TTB Merkez Konseyi Başkanı Dr. Bayazıt İlhan, söz konusu Kanun Tasarısı’nın tıp bilimine yönelik bir saldırı olduğunu, hükümetin bu yolla tıp bilimini hegemonya altına almaya çalıştığını söyledi. İlhan, hükümetin hayata geçirmeye çalıştığı yeni düzenlemeler ile kadrolaşma faaliyetinin önünü açtığını belirtti.

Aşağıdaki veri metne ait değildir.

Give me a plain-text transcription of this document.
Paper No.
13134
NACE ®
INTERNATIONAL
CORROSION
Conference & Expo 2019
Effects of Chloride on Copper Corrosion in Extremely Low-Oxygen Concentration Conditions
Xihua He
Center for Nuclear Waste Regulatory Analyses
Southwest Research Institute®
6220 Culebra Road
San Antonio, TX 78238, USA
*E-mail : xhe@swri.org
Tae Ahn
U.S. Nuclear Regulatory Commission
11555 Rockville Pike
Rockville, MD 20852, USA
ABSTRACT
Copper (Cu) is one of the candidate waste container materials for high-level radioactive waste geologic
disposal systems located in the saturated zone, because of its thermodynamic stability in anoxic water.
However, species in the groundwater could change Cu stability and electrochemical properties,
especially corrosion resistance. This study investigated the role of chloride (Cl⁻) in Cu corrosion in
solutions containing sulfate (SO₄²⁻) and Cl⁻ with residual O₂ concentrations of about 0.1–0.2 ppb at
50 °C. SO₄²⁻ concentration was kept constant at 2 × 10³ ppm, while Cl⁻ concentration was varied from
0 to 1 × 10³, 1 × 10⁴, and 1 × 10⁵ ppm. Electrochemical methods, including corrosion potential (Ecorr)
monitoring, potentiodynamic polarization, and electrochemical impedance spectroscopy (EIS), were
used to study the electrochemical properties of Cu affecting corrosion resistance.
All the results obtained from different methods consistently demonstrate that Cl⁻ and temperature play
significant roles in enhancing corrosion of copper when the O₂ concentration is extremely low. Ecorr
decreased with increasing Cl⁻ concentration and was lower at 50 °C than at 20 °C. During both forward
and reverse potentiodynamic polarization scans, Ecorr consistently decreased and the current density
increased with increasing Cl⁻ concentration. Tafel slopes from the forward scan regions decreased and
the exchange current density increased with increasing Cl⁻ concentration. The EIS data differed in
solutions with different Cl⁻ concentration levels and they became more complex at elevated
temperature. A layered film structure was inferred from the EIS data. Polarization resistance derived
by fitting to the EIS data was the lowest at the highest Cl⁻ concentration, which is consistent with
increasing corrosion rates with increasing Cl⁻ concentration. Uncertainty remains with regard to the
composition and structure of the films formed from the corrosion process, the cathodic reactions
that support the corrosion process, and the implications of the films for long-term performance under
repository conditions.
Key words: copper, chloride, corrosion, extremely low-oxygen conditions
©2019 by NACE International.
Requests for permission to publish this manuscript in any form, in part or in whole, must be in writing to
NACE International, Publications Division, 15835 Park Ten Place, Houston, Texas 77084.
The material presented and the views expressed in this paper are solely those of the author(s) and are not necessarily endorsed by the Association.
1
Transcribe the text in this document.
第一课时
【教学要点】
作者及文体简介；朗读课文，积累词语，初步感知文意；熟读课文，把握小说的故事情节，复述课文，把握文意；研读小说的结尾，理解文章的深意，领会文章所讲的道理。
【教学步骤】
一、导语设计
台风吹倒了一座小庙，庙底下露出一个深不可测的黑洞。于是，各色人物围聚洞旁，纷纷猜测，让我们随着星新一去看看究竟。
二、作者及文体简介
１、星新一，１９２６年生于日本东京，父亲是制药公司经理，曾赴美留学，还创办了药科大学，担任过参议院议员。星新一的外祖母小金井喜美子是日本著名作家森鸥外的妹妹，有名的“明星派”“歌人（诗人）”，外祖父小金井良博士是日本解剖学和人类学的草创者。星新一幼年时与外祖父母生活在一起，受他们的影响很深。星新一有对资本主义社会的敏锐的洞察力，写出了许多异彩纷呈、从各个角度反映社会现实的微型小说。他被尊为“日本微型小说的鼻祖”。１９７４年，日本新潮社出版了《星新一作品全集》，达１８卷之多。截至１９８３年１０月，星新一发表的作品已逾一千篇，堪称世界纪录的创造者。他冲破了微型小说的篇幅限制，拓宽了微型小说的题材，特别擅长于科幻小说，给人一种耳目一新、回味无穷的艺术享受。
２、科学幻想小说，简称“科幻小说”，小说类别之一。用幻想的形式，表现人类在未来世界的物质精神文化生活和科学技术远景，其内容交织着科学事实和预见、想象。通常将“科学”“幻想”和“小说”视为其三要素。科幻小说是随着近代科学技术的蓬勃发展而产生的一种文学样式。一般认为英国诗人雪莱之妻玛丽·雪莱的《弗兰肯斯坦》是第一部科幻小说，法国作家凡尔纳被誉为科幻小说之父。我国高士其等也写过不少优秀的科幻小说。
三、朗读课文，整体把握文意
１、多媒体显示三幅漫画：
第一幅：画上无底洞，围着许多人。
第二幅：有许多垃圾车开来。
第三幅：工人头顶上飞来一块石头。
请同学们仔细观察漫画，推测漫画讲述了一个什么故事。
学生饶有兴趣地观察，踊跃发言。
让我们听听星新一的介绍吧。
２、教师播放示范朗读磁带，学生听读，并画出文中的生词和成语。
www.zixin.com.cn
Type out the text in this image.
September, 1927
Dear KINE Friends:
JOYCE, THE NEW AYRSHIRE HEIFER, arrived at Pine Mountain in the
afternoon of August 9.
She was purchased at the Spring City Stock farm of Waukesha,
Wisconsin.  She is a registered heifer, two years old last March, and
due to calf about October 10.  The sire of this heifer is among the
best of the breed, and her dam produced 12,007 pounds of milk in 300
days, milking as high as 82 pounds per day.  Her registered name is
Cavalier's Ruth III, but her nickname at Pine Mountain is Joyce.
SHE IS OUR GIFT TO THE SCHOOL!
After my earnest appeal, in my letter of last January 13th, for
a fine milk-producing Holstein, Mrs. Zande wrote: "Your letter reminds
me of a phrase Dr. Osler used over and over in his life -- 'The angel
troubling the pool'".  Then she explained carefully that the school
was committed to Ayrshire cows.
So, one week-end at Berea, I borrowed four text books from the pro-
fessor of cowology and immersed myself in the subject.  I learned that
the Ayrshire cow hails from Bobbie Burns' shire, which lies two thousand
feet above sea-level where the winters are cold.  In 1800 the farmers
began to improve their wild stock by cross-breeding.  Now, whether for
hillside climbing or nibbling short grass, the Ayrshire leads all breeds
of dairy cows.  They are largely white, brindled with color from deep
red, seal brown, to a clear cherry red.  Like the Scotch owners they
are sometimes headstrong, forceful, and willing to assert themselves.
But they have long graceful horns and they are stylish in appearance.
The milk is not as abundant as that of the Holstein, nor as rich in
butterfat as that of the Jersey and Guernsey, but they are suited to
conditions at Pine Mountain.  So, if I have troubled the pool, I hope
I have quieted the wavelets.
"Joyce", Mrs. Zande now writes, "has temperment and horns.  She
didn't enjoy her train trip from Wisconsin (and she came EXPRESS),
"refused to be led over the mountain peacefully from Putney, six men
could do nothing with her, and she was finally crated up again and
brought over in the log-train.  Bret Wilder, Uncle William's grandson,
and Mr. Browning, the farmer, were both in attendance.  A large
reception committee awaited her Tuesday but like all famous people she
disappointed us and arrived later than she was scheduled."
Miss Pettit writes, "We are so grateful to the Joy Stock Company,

ATO Yönetim Kurulu Başkanı Prof. Dr. Çetin Atasoy tarafından okunan ortak basın açıklamasında siyasi iradenin Kanun Tasarısı’nda geçen düzenlemelerle hem sağlık alanındaki araştırma-geliştirme çalışmalarını, hem de sağlık yüksek öğretimini hükümete ve bakanlığa bağladığının ve özerkliğini yok ettiğinin altı çizildi. Atasoy, kamuoyunu ve akademiyi kadrolaşmaya ve sağlığın ticarileşmesine direnç göstermeye çağırdı. “Sağlıktan rant devşirme” anlamına gelen TÜSEB ve Sağlık Bilimleri Üniversitesi yasa tasarılarına “Hayır!” dediklerini belirtti.

Son olarak söz alan Cumhuriyet Halk Partisi Mersin Milletvekili Prof. Dr. Aytuğ Atıcı, özerk olması gereken TÜSEB’in doğrudan Sağlık Bakanlığı’na bağlı olmasını eleştirdi. Aytuğ Atıcı, TÜSEB Başkanlarının genel bütçeden karşılanan 1 milyon liraya kadar olan kaynaklarını kontrol etmesinin tehlikeli olacağının altını çizdi. Atıcı, Kanun Tasarısı’nın akademik hayatın sonunu getireceğini belirtti. Sağlık Bakanlığı’nın innovasyon girişimlerini eleştiren Atıcı, ar-ge ve innovasyon faaliyetlerinin üniversitelere ve TÜBİTAK’a ait olduğunu, Sağlık Bakanlığı’nın bu kurumlardan yararlanması gerektiğini vurguladı

TÜRK TABİPLERİ BİRLİĞİ ve ANKARA TABİP ODASI ORTAK BASIN AÇIKLAMASI

“HÜKÜMETE BAĞLI ÜNİVERSİTE VE BİLİM ENSTİTÜSÜ OLMAZ”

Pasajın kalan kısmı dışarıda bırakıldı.